The Crists Meet Hurricane Michael

The Crist and Peterson families
Hurricanes are a fact of life if you live in Florida. Growing up in Panama City, I remember numerous threats. Sometimes we would join a caravan of cars and evacuate north. Sometimes we would evacuate to a safer nearby location. Most often we would just hunker down. Without fail, the hurricane would veer off in another direction or, at worst, come through as a tropical storm. Not so with Hurricane Michael.

In early October, we began tracking Michael, a storm that was growing into a Category 5 threat to the Panhandle. It showed no signs of weakening or changing directions.  Panama City was in its sights.

My parents, who now live at Mathison Retirement Community, received a call at 9 p.m. on October 9th. They were told to pack a small bag with three days worth of provisions. They were going on a road trip. (If the theme song to "Gilligan's Island" is running through your head, you're not alone.)

Mom and Dad dutifully packed up and, with the rest of the Mathison residents, boarded a bus the next morning. By the time Michael roared through at full force, they were safely in Montgomery.

And so began their vagabond adventure of the last five and a half months.

Mom, Dad and Jakie
Mathison's management has been incredible throughout this time. From the first moment, they were fully on top of the situation as they made contingency plans for their residents. They stopped in Montgomery because a sister facility could bring three meals a day into the hotel for the refugees. Once it was determined that Mathison would not be habitable for some period of time, they made arrangements for the residents to live in one of their facilities for as long as necessary.  My parents landed in Birmingham, where they were taken care of for a week until I made it there for their retrieval. The good-byes to new friends and old were heartfelt and touching.

Our road trip took us from Birmingham to my sister's in Parkland via a short stop in Panama City to collect more clothes. The town was unrecognizable, with buildings flattened or sporting blue tarps, trees down everywhere, and debris of all sorts wherever you looked. The devastation was mind-boggling.

Our arrival in Parkland was a relief to everyone. My parents settled in for a stay of several months. They were given an important job -- taking care of Jakie while my sister transitioned to a full-time job. Timing is everything.

Pedicure time
I got my time with them as well, as they moved to Sarasota in late February when my sister and family took a much-deserved vacation. (Jakie visited as well for the first ten days.  It was a bit chaotic.)

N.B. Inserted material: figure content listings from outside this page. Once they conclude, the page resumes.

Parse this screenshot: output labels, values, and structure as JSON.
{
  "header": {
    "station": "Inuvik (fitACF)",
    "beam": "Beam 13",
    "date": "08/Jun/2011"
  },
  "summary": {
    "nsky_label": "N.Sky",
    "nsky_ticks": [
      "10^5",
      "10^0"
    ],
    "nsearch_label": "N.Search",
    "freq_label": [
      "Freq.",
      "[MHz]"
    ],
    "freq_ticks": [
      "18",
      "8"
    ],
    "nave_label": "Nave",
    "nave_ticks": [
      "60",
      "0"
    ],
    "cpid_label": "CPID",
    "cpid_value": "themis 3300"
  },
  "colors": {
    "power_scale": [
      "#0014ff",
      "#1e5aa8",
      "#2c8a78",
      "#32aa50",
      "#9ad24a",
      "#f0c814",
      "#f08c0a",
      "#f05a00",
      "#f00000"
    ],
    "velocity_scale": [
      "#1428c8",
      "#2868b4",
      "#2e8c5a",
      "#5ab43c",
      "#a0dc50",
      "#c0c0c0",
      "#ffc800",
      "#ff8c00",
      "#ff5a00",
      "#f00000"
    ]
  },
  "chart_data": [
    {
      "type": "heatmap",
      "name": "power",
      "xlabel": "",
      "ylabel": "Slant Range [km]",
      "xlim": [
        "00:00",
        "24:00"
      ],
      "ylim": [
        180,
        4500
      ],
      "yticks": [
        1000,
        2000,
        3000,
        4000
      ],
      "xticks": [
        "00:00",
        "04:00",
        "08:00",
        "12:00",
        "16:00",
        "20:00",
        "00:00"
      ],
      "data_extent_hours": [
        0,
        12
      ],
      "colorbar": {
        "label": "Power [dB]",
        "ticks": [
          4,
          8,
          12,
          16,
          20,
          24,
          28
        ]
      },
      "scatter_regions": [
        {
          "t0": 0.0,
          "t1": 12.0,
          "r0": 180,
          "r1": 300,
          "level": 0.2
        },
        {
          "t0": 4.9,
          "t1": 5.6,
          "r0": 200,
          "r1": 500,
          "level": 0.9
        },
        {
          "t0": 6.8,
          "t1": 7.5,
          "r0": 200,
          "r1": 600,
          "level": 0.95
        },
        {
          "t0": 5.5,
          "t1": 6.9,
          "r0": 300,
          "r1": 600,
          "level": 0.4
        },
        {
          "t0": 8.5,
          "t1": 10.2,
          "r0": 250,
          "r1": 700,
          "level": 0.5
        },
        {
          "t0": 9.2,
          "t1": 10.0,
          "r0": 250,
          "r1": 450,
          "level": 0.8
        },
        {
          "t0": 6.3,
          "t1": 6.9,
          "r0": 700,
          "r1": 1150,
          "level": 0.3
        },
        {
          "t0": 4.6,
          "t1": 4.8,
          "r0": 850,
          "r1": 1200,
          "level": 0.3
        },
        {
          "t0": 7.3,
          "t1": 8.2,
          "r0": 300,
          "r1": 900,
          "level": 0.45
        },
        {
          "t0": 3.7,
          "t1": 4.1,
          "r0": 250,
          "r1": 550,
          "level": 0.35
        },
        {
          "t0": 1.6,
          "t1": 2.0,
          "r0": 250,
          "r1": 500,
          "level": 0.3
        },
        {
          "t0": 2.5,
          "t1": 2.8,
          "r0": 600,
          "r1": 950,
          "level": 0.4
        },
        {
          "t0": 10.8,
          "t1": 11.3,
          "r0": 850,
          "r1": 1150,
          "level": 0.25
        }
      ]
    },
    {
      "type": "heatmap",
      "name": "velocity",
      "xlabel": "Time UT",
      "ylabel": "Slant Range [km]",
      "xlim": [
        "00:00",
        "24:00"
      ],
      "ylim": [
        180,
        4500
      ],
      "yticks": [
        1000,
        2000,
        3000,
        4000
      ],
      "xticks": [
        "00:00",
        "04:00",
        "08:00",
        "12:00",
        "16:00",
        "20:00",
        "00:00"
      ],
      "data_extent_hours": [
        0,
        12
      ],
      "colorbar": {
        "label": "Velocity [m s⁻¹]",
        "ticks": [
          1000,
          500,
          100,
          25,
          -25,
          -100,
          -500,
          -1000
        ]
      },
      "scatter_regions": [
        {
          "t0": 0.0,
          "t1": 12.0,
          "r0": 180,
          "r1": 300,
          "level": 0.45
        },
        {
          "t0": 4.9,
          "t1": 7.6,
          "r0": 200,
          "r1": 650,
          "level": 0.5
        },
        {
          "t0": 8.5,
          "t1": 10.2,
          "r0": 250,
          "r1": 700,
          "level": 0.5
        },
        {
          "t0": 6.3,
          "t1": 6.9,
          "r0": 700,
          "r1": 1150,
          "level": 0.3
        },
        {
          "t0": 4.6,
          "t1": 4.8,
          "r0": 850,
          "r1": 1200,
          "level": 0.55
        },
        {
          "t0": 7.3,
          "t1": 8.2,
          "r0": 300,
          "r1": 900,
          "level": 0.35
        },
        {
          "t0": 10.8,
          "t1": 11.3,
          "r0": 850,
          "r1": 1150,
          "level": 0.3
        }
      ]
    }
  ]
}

I would be less than truthful if I said this time has been easy. It hasn't. Living together again after decades of being independent required lots of flexibility and respect. Some days were better than others. And then there were the day-to-day issues of seniors. New doctors had to be found to treat my parents' various ailments. There were four trips to the ER -- a pair for each -- and a couple of near death experiences for my dad. I finally have a real appreciation of the difficulty of my parents' daily life.

But the time has brought much joy to our family as well. We celebrated Thanksgiving and Christmas together, as well as my parents' 60th wedding anniversary. (Actually, it was their 61st, but that's another story.)  Mom's birthday received more attention than the typical phone call and package in the mail. And my parents were able to learn more about our day-to-day lives as well, be it my sister's crazy work schedule, Drew's debate prowess or my obsessive theater going. And I had the experience of going for a pedicure with my father, his first in 88 years. He drew the line at having his toes painted purple.

Most importantly, our family had this time together. It was a gift. And I'm so proud of my parents for the strength they showed throughout this time of upheaval.

Mom and Dad are now resettled at Mathison, which has been freshly roofed, carpeted and painted. The welcome back they received from the staff left no question that they are in good hands. Now the transition back to independence begins again for us all.


  1. What a lovely summary! Glad everyone is back where they belong!

  2. What a great family! What plucky parents! Thanks for posting the update.